В городе, в котором большая часть года холода, важное значение имеют источники дарового тепла. Можно прижаться сокровенной частью тела к теплым сиденьям, можно забиться в доступные круглосуточно отделения Сбербанка, где стоят банкоматы, и ощутить теплый воздух из батарей. В университете, продуваемом ветрами с Волги, тоже можно найти любимую батарею и ощутить ее спасительное тепло.
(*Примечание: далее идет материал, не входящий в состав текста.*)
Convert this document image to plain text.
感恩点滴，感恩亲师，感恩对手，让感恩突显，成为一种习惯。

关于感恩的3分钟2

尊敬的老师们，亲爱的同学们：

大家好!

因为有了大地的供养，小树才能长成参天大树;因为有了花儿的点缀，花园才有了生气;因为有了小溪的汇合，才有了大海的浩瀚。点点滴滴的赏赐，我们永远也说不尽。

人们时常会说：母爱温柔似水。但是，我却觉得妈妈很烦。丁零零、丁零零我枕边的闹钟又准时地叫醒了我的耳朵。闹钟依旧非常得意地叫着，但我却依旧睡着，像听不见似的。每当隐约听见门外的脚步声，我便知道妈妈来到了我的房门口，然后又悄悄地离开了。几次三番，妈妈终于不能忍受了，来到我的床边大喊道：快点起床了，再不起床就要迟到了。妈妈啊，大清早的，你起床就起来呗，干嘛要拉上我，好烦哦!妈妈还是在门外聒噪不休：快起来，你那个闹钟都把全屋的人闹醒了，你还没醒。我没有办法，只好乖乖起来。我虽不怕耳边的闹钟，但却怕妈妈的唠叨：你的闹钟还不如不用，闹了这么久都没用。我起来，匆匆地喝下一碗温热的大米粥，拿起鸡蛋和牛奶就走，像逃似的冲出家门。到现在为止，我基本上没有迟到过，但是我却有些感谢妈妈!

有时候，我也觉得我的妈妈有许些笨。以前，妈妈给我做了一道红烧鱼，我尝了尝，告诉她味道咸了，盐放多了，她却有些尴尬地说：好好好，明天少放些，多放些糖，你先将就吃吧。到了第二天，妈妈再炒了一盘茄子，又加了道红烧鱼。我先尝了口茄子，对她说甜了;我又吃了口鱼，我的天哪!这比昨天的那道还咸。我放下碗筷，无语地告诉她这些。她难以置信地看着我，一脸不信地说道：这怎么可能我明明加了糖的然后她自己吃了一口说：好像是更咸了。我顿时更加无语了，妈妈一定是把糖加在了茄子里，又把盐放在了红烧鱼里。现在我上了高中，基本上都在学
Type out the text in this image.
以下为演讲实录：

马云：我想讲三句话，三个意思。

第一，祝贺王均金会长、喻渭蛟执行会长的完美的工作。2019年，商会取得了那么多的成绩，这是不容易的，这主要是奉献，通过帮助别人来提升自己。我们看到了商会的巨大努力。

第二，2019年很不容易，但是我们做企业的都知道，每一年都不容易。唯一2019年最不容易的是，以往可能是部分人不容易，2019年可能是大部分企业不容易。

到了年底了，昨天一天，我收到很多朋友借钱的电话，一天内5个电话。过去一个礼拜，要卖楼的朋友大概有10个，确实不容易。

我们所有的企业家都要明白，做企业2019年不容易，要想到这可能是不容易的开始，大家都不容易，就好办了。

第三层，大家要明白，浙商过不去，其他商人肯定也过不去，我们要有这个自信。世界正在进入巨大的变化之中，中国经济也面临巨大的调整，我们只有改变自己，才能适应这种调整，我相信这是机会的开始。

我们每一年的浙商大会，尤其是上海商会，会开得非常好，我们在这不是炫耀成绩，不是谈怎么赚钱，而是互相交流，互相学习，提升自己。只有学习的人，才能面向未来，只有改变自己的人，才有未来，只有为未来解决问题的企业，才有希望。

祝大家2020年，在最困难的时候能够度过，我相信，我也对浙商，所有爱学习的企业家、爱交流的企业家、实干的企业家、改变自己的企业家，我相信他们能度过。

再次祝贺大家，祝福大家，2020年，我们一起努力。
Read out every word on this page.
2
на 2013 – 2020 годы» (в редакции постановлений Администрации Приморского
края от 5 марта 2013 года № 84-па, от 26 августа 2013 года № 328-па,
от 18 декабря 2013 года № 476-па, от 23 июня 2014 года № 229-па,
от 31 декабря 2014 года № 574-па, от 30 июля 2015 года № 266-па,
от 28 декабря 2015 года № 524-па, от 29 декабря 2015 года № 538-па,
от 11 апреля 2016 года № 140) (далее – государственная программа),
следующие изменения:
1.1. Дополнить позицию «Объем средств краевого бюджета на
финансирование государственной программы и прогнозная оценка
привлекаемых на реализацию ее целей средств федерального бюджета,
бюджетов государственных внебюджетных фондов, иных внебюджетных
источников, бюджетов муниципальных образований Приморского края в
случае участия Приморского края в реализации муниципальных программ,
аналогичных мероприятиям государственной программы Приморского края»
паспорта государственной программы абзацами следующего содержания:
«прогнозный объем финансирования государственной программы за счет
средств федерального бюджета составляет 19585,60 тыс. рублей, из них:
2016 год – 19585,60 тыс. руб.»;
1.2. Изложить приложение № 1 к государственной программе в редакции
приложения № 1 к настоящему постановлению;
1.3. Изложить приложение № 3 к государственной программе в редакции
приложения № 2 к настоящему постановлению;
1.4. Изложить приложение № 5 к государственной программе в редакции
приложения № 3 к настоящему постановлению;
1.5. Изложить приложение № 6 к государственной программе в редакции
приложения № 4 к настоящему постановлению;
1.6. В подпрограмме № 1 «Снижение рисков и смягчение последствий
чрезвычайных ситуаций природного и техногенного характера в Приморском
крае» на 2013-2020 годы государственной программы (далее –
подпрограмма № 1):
А напротив университета, около торгового центра, прям на ледяных ступеньках, на земле, сидит нищий с собакой. Ты стоишь и проклинаешь светофор на переходе, никак не загорающийся зеленым, умираешь от холода, леденеешь, обливаемая ледяными потоками из-под колес машин. А он сидит на ступенях и даже не дрожит от холода. «Кусочки хлеба нам дарят – и мой сурок со мною. И вот я сыт, и вот я рад. И мой сурок со мною».

А летом, когда зной ядреный и беспощадный, раскаленный и жаркий заставляет мечтать о прохладе и снеге, можно опустить голову в струю из колонки или в фонтан. Можно прижаться к дешевым бутылкам с минералкой в каком-нибудь «Магните». Можно, задрав юбки, встать босыми пятками в Волгу. Можно взмолить всех местных богов о дожде – и дождь тут же тебя накроет стеной, не оставив ни одной надежды на сухую репутацию.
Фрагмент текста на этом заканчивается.